Waleed Alzuhair, flickr

Bias and Fairness in Image Colorization

Do you need a geospatial computing platform?

Image colorization is the process of adding color to gray-scale images. To automate this process, colorization models using machine learning techniques are used, which are trained on large image sets. Training these models is done in a supervised fashion by using the images converted to gray-scale as input and the original color image as desired output. These colorization algorithms do not always have the right colorization. The figure below shows how the Golden Gate Bridge in San Francisco is colored white by a colorization algorithm. Even though the image looks believable, it is not historically correct - it should already be red at this point.

Figure 1. Gray-scale and white colored images of the Golden Gate Bridge

Our research looks into which types of error occur in colorized images, what causes these errors, and how we can use this information to improve the way colorization algorithms work. To answer these questions we performed a lot of calculations where we mainly calculated average colors and differences between colors. We made these calculations for 2% of the images in ImageNet, a dataset of over 14 million images which was used to train the image colorizer DeOldify.

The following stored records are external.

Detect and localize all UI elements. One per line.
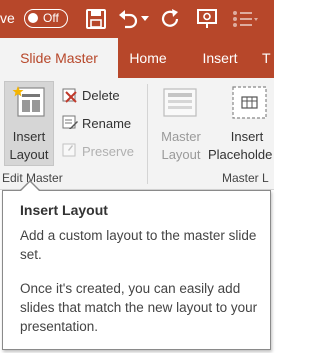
delete-button[interactable]: Delete [82,88,120,103]
save-icon[interactable] [86,9,106,29]
autosave-toggle[interactable]: Off [24,9,68,28]
delete-icon [62,88,77,103]
master-layout-label-line1[interactable]: Master [155,128,207,145]
undo-dropdown-icon[interactable] [141,16,149,22]
tooltip-caret-fill [21,182,39,191]
group-label-master-layout: Master L [222,171,269,185]
tab-partial[interactable]: T [262,38,274,78]
master-layout-label-line2[interactable]: Layout [155,146,207,163]
preserve-button[interactable]: Preserve [82,144,134,159]
tooltip-description: Add a custom layout to the master slide … [20,228,257,262]
insert-placeholder-label-line1[interactable]: Insert [220,128,274,145]
redo-icon[interactable] [160,9,180,29]
tooltip-detail: Once it's created, you can easily add sl… [20,281,258,334]
insert-placeholder-icon [232,86,267,119]
tab-slide-master[interactable]: Slide Master [0,38,118,78]
insert-placeholder-label-line2[interactable]: Placeholde [208,146,274,163]
undo-icon[interactable] [118,9,138,29]
master-layout-icon [163,88,197,117]
rename-button[interactable]: Rename [82,116,131,131]
insert-layout-label-line2: Layout [9,147,49,162]
toggle-knob [28,13,38,23]
tab-home[interactable]: Home [118,38,178,78]
autosave-label: ve [0,10,15,26]
bullet-list-icon[interactable] [232,10,258,28]
slideshow-icon[interactable] [196,8,220,30]
autosave-state: Off [43,11,59,25]
tab-insert[interactable]: Insert [190,38,250,78]
insert-layout-icon [12,86,45,117]
group-separator [147,84,148,184]
preserve-icon [62,143,76,157]
tooltip-title: Insert Layout [20,202,108,218]
insert-layout-label-line1: Insert [12,129,46,144]
rename-icon [62,115,78,129]
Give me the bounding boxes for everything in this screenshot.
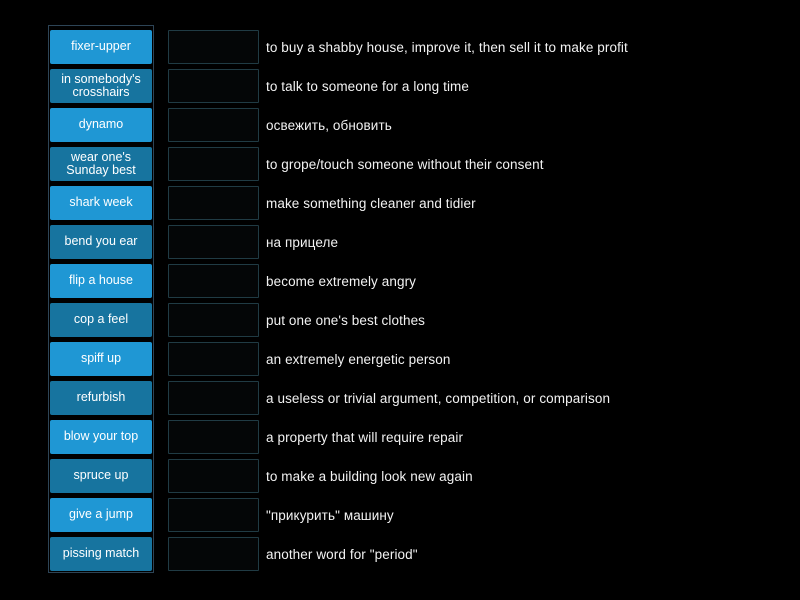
dropzone[interactable] <box>168 459 259 493</box>
definition-label: a property that will require repair <box>266 429 464 445</box>
draggable-tile[interactable]: dynamo <box>50 108 152 142</box>
draggable-tile[interactable]: spruce up <box>50 459 152 493</box>
definition-label: another word for "period" <box>266 546 418 562</box>
dropzone[interactable] <box>168 342 259 376</box>
definition-label: to talk to someone for a long time <box>266 78 470 94</box>
definition-label: an extremely energetic person <box>266 351 451 367</box>
draggable-tile[interactable]: blow your top <box>50 420 152 454</box>
definition-label: "прикурить" машину <box>266 507 394 523</box>
match-up-activity: fixer-upper in somebody's crosshairs dynam… <box>0 0 800 600</box>
dropzone[interactable] <box>168 537 259 571</box>
definition-label: put one one's best clothes <box>266 312 426 328</box>
draggable-tile[interactable]: shark week <box>50 186 152 220</box>
dropzone[interactable] <box>168 108 259 142</box>
dropzone[interactable] <box>168 420 259 454</box>
dropzone[interactable] <box>168 303 259 337</box>
dropzone[interactable] <box>168 30 259 64</box>
definition-label: make something cleaner and tidier <box>266 195 476 211</box>
draggable-tile[interactable]: give a jump <box>50 498 152 532</box>
definition-label: a useless or trivial argument, competiti… <box>266 390 611 406</box>
dropzone[interactable] <box>168 147 259 181</box>
definition-label: to make a building look new again <box>266 468 473 484</box>
definition-label: become extremely angry <box>266 273 417 289</box>
dropzone[interactable] <box>168 186 259 220</box>
draggable-tile[interactable]: cop a feel <box>50 303 152 337</box>
draggable-tile[interactable]: pissing match <box>50 537 152 571</box>
dropzone[interactable] <box>168 225 259 259</box>
dropzone[interactable] <box>168 498 259 532</box>
draggable-tile[interactable]: fixer-upper <box>50 30 152 64</box>
draggable-tiles-panel: fixer-upper in somebody's crosshairs dynam… <box>48 25 154 573</box>
dropzone[interactable] <box>168 69 259 103</box>
definition-label: to grope/touch someone without their con… <box>266 156 544 172</box>
dropzone[interactable] <box>168 264 259 298</box>
definition-label: на прицеле <box>266 234 339 250</box>
definition-label: to buy a shabby house, improve it, then … <box>266 39 628 55</box>
draggable-tile[interactable]: bend you ear <box>50 225 152 259</box>
draggable-tile[interactable]: refurbish <box>50 381 152 415</box>
draggable-tile[interactable]: wear one's Sunday best <box>50 147 152 181</box>
draggable-tile[interactable]: in somebody's crosshairs <box>50 69 152 103</box>
definition-label: освежить, обновить <box>266 117 392 133</box>
draggable-tile[interactable]: spiff up <box>50 342 152 376</box>
dropzone[interactable] <box>168 381 259 415</box>
draggable-tile[interactable]: flip a house <box>50 264 152 298</box>
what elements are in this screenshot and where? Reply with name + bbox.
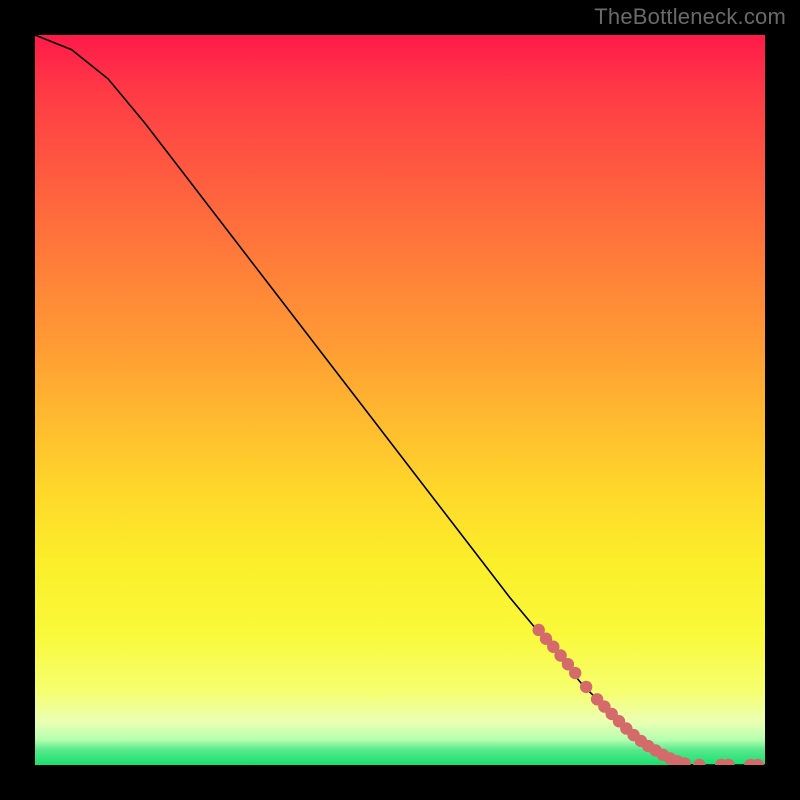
chart-overlay xyxy=(35,35,765,765)
data-point xyxy=(693,759,705,765)
data-point xyxy=(580,681,592,693)
bottleneck-curve xyxy=(35,35,765,765)
markers-group xyxy=(533,624,764,765)
plot-area xyxy=(35,35,765,765)
chart-frame: TheBottleneck.com xyxy=(0,0,800,800)
data-point xyxy=(569,667,581,679)
watermark-text: TheBottleneck.com xyxy=(594,4,786,30)
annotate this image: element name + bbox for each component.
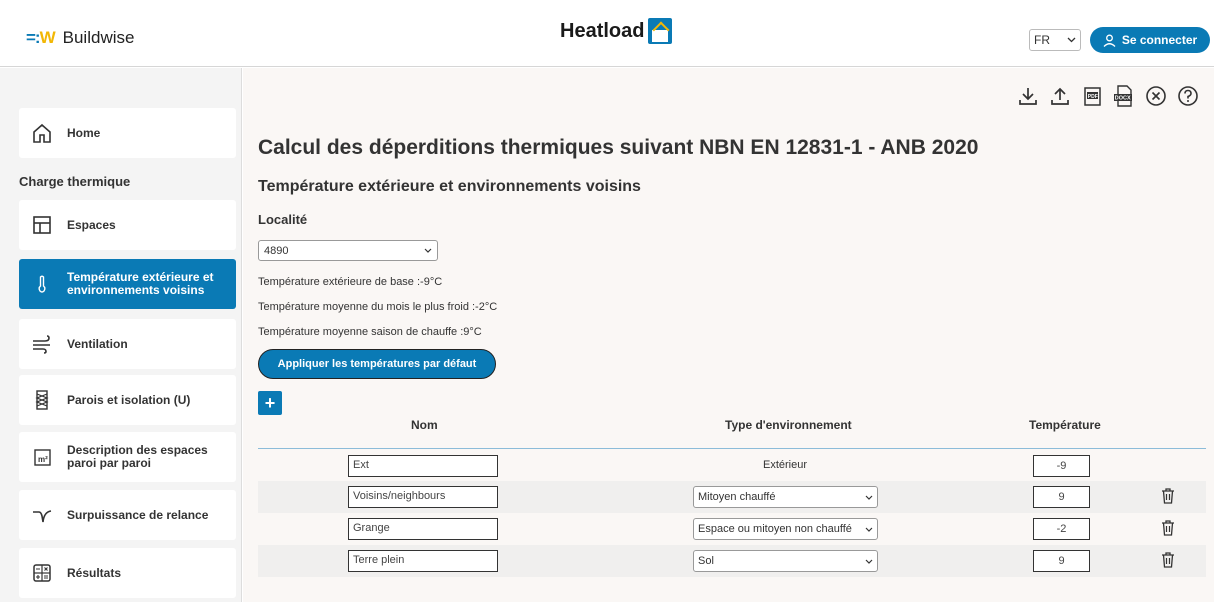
trash-icon[interactable] xyxy=(1160,487,1176,505)
name-input[interactable]: Voisins/neighbours xyxy=(348,486,498,508)
calculator-icon xyxy=(31,562,53,584)
name-input[interactable]: Grange xyxy=(348,518,498,540)
column-header-name: Nom xyxy=(411,418,438,432)
locality-label: Localité xyxy=(258,212,308,227)
heating-season-temperature-text: Température moyenne saison de chauffe :9… xyxy=(258,326,482,338)
heatload-logo-icon xyxy=(648,18,673,44)
table-row: Ext Extérieur -9 xyxy=(258,449,1206,481)
sidebar-item-description[interactable]: m² Description des espaces paroi par par… xyxy=(19,432,236,482)
help-icon[interactable] xyxy=(1176,84,1200,108)
sidebar-item-label: Home xyxy=(67,125,101,140)
insulation-icon xyxy=(31,389,53,411)
sidebar-section-title: Charge thermique xyxy=(19,174,131,189)
apply-default-temperatures-button[interactable]: Appliquer les températures par défaut xyxy=(258,349,496,379)
layout-icon xyxy=(31,214,53,236)
buildwise-logo-mark: =:W xyxy=(26,28,56,47)
home-icon xyxy=(31,122,53,144)
pdf-icon[interactable]: PDF xyxy=(1080,84,1104,108)
name-input[interactable]: Ext xyxy=(348,455,498,477)
environment-type-text: Extérieur xyxy=(763,459,808,471)
chevron-down-icon xyxy=(1067,37,1076,43)
sidebar-item-resultats[interactable]: Résultats xyxy=(19,548,236,598)
buildwise-logo[interactable]: =:W Buildwise xyxy=(26,28,134,48)
close-circle-icon[interactable] xyxy=(1144,84,1168,108)
sidebar-item-label: Résultats xyxy=(67,565,122,580)
login-label: Se connecter xyxy=(1121,33,1198,47)
svg-text:PDF: PDF xyxy=(1088,94,1098,100)
curve-icon xyxy=(31,504,53,526)
temperature-input[interactable]: 9 xyxy=(1033,550,1090,572)
docx-icon[interactable]: DOCX xyxy=(1112,84,1136,108)
main-content: PDF DOCX Calcul des déperditions thermiq… xyxy=(243,68,1214,602)
heatload-brand: Heatload xyxy=(560,18,673,44)
table-row: Grange Espace ou mitoyen non chauffé -2 xyxy=(258,513,1206,545)
chevron-down-icon xyxy=(865,559,873,564)
page-title: Calcul des déperditions thermiques suiva… xyxy=(258,136,979,159)
environment-type-select[interactable]: Sol xyxy=(693,550,878,572)
base-temperature-text: Température extérieure de base :-9°C xyxy=(258,276,443,288)
environment-type-value: Sol xyxy=(698,555,714,567)
sidebar-item-label: Température extérieure et environnements… xyxy=(67,270,214,297)
temperature-input[interactable]: -9 xyxy=(1033,455,1090,477)
trash-icon[interactable] xyxy=(1160,519,1176,537)
sidebar-item-parois[interactable]: Parois et isolation (U) xyxy=(19,375,236,425)
chevron-down-icon xyxy=(865,495,873,500)
svg-text:DOCX: DOCX xyxy=(1115,96,1131,102)
column-header-temperature: Température xyxy=(1029,418,1101,432)
coldest-month-temperature-text: Température moyenne du mois le plus froi… xyxy=(258,301,498,313)
user-icon xyxy=(1103,34,1116,47)
section-title: Température extérieure et environnements… xyxy=(258,178,641,195)
sidebar-item-temperature[interactable]: Température extérieure et environnements… xyxy=(19,259,236,309)
sidebar-item-label: Ventilation xyxy=(67,336,128,351)
app-header: =:W Buildwise Heatload FR Se connecter xyxy=(0,0,1214,67)
sidebar-item-label: Parois et isolation (U) xyxy=(67,392,191,407)
add-row-button[interactable]: + xyxy=(258,391,282,415)
sidebar-item-label: Espaces xyxy=(67,217,116,232)
environment-type-value: Mitoyen chauffé xyxy=(698,491,776,503)
name-input[interactable]: Terre plein xyxy=(348,550,498,572)
sidebar-item-surpuissance[interactable]: Surpuissance de relance xyxy=(19,490,236,540)
wind-icon xyxy=(31,333,53,355)
table-row: Terre plein Sol 9 xyxy=(258,545,1206,577)
toolbar: PDF DOCX xyxy=(1016,84,1200,108)
environment-type-select[interactable]: Mitoyen chauffé xyxy=(693,486,878,508)
trash-icon[interactable] xyxy=(1160,551,1176,569)
chevron-down-icon xyxy=(424,248,432,253)
sidebar: Home Charge thermique Espaces Températur… xyxy=(0,68,242,602)
sidebar-item-label: Description des espaces paroi par paroi xyxy=(67,443,208,470)
environment-type-select[interactable]: Espace ou mitoyen non chauffé xyxy=(693,518,878,540)
sidebar-item-ventilation[interactable]: Ventilation xyxy=(19,319,236,369)
svg-text:m²: m² xyxy=(38,455,48,464)
download-icon[interactable] xyxy=(1016,84,1040,108)
chevron-down-icon xyxy=(865,527,873,532)
temperature-input[interactable]: 9 xyxy=(1033,486,1090,508)
locality-value: 4890 xyxy=(264,244,289,257)
area-icon: m² xyxy=(31,446,53,468)
temperature-input[interactable]: -2 xyxy=(1033,518,1090,540)
buildwise-logo-text: Buildwise xyxy=(62,28,135,47)
column-header-type: Type d'environnement xyxy=(725,418,852,432)
thermometer-icon xyxy=(31,273,53,295)
brand-title: Heatload xyxy=(560,19,645,42)
table-row: Voisins/neighbours Mitoyen chauffé 9 xyxy=(258,481,1206,513)
language-select[interactable]: FR xyxy=(1029,29,1081,51)
upload-icon[interactable] xyxy=(1048,84,1072,108)
environment-type-value: Espace ou mitoyen non chauffé xyxy=(698,523,852,535)
language-value: FR xyxy=(1034,33,1050,47)
locality-select[interactable]: 4890 xyxy=(258,240,438,261)
sidebar-item-home[interactable]: Home xyxy=(19,108,236,158)
sidebar-item-espaces[interactable]: Espaces xyxy=(19,200,236,250)
login-button[interactable]: Se connecter xyxy=(1090,27,1210,53)
sidebar-item-label: Surpuissance de relance xyxy=(67,507,209,522)
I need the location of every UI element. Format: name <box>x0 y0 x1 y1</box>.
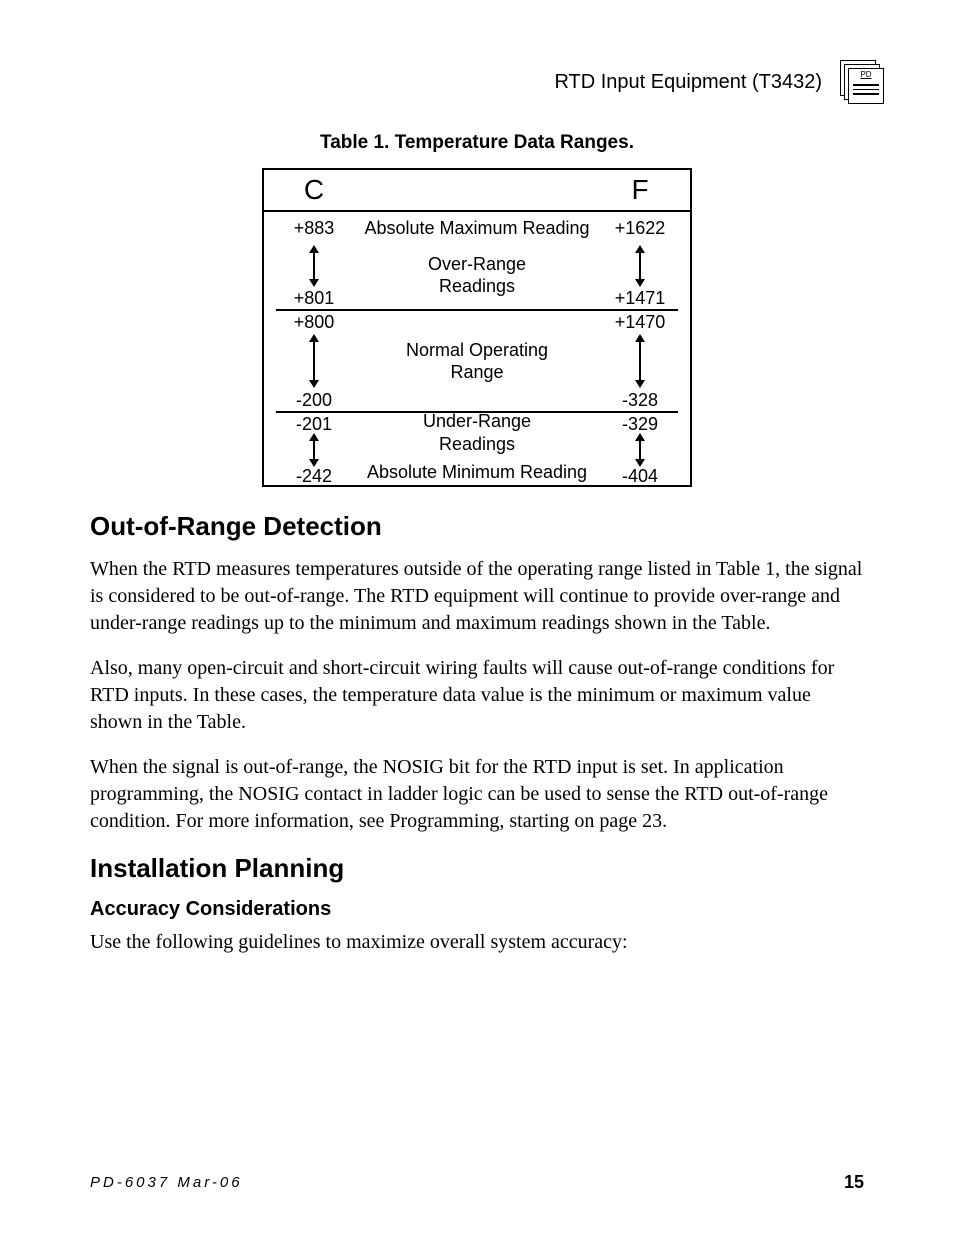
installation-planning-heading: Installation Planning <box>90 853 864 884</box>
under-range-band: -201 -242 Under-Range Readings Absolute … <box>264 413 690 485</box>
abs-max-f: +1622 <box>590 218 690 239</box>
over-f-bot: +1471 <box>615 289 666 307</box>
under-c-bot: -242 <box>296 467 332 485</box>
under-f-bot: -404 <box>622 467 658 485</box>
normal-range-label: Normal Operating Range <box>364 311 590 411</box>
over-range-label: Over-Range Readings <box>364 241 590 309</box>
oor-paragraph-2: Also, many open-circuit and short-circui… <box>90 655 864 736</box>
table-caption: Table 1. Temperature Data Ranges. <box>90 132 864 154</box>
double-arrow-icon <box>633 334 647 388</box>
out-of-range-heading: Out-of-Range Detection <box>90 511 864 542</box>
footer-page-number: 15 <box>844 1172 864 1193</box>
page-footer: PD-6037 Mar-06 15 <box>90 1172 864 1193</box>
abs-min-label: Absolute Minimum Reading <box>367 461 587 484</box>
abs-max-row: +883 Absolute Maximum Reading +1622 <box>264 212 690 241</box>
under-range-label: Under-Range Readings <box>423 410 531 455</box>
col-header-celsius: C <box>264 174 364 206</box>
table-header-row: C F <box>264 170 690 212</box>
page-header: RTD Input Equipment (T3432) PD <box>90 60 884 104</box>
page-header-title: RTD Input Equipment (T3432) <box>554 71 822 94</box>
abs-max-label: Absolute Maximum Reading <box>364 218 590 239</box>
normal-c-bot: -200 <box>296 391 332 409</box>
normal-f-bot: -328 <box>622 391 658 409</box>
normal-f-top: +1470 <box>615 313 666 331</box>
footer-doc-id: PD-6037 Mar-06 <box>90 1174 243 1191</box>
over-range-band: +801 Over-Range Readings +1471 <box>264 241 690 309</box>
double-arrow-icon <box>633 433 647 467</box>
normal-c-top: +800 <box>294 313 335 331</box>
temperature-range-table: C F +883 Absolute Maximum Reading +1622 … <box>262 168 692 487</box>
accuracy-paragraph: Use the following guidelines to maximize… <box>90 929 864 956</box>
double-arrow-icon <box>307 433 321 467</box>
over-c-bot: +801 <box>294 289 335 307</box>
double-arrow-icon <box>633 245 647 287</box>
under-f-top: -329 <box>622 415 658 433</box>
oor-paragraph-1: When the RTD measures temperatures outsi… <box>90 556 864 637</box>
double-arrow-icon <box>307 334 321 388</box>
oor-paragraph-3: When the signal is out-of-range, the NOS… <box>90 754 864 835</box>
normal-range-band: +800 -200 Normal Operating Range +1470 -… <box>264 311 690 411</box>
accuracy-considerations-heading: Accuracy Considerations <box>90 898 864 921</box>
pd-document-icon: PD <box>840 60 884 104</box>
double-arrow-icon <box>307 245 321 287</box>
abs-max-c: +883 <box>264 218 364 239</box>
under-c-top: -201 <box>296 415 332 433</box>
col-header-fahrenheit: F <box>590 174 690 206</box>
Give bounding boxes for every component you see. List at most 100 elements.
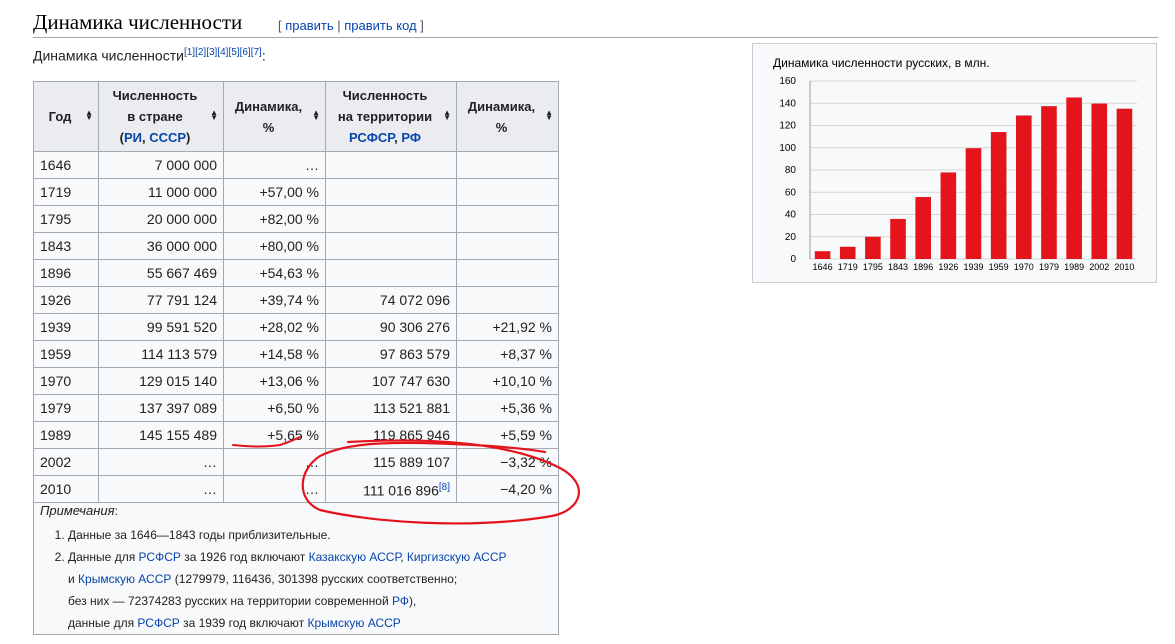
sort-icon[interactable]: ▲ ▼	[443, 109, 451, 122]
ref-link[interactable]: [5]	[228, 47, 239, 58]
table-row: 1939 99 591 520 +28,02 % 90 306 276 +21,92 %	[33, 313, 559, 341]
table-row: 1896 55 667 469 +54,63 %	[33, 259, 559, 287]
chart-bar	[1041, 106, 1057, 259]
x-tick-label: 1646	[813, 262, 833, 272]
table-row: 1970 129 015 140 +13,06 % 107 747 630 +10,10…	[33, 367, 559, 395]
edit-links: [ править | править код ]	[278, 18, 424, 33]
table-row: 1719 11 000 000 +57,00 %	[33, 178, 559, 206]
cell-dynamics: …	[223, 475, 326, 503]
x-tick-label: 1795	[863, 262, 883, 272]
sort-icon[interactable]: ▲ ▼	[312, 109, 320, 122]
cell-year: 1896	[33, 259, 99, 287]
note-link[interactable]: РФ	[392, 594, 409, 608]
cell-dynamics: +13,06 %	[223, 367, 326, 395]
section-title: Динамика численности	[33, 10, 243, 34]
cell-pop-country: 114 113 579	[98, 340, 224, 368]
chart-bar	[1016, 115, 1032, 259]
chart-bar	[1091, 103, 1108, 259]
cell-dynamics-rf: −3,32 %	[456, 448, 559, 476]
cell-dynamics-rf	[456, 151, 559, 179]
cell-dynamics-rf: +5,36 %	[456, 394, 559, 422]
ref-link[interactable]: [3]	[206, 47, 217, 58]
cell-pop-rsfsr: 115 889 107	[325, 448, 457, 476]
note-link[interactable]: Киргизскую АССР	[407, 550, 507, 564]
sort-icon[interactable]: ▲ ▼	[85, 109, 93, 122]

The complete ImageNet dataset is readily available on the public folder of the Geospatial Computing Platform of ITC, which facilitates analysis. After writing the code for the calculations on a Jetson AGX computing unit using a shared folder, we executed our program on the PowerEdge Big Data computing units. Even though we did calculations for over 200.000 images, we never had to wait longer than a day for the results. This is quite impressive as most of our calculations are done on a pixel-level in the images. So far we have gathered many results such as the average picture of ImageNet as shown below.


Figure 2. Average image of ImageNet calculated on the platform

Currently we are analyzing and concluding the final results, with a publication as the goal. We are impressed with the performance of the computing platform and are curious to see what the future will bring! We certainly wouldn’t have come this far without it.

Floris Weers

Floris Weers and Frank Stapel are two master students currently working on their master thesis for their study Technical Computer Science with a specialization in Data Science & Technology.

Frank Stapel

Research in colorization algorithms is a project next to their master thesis which they hope to publish in 2022 with dr. D. Bucur.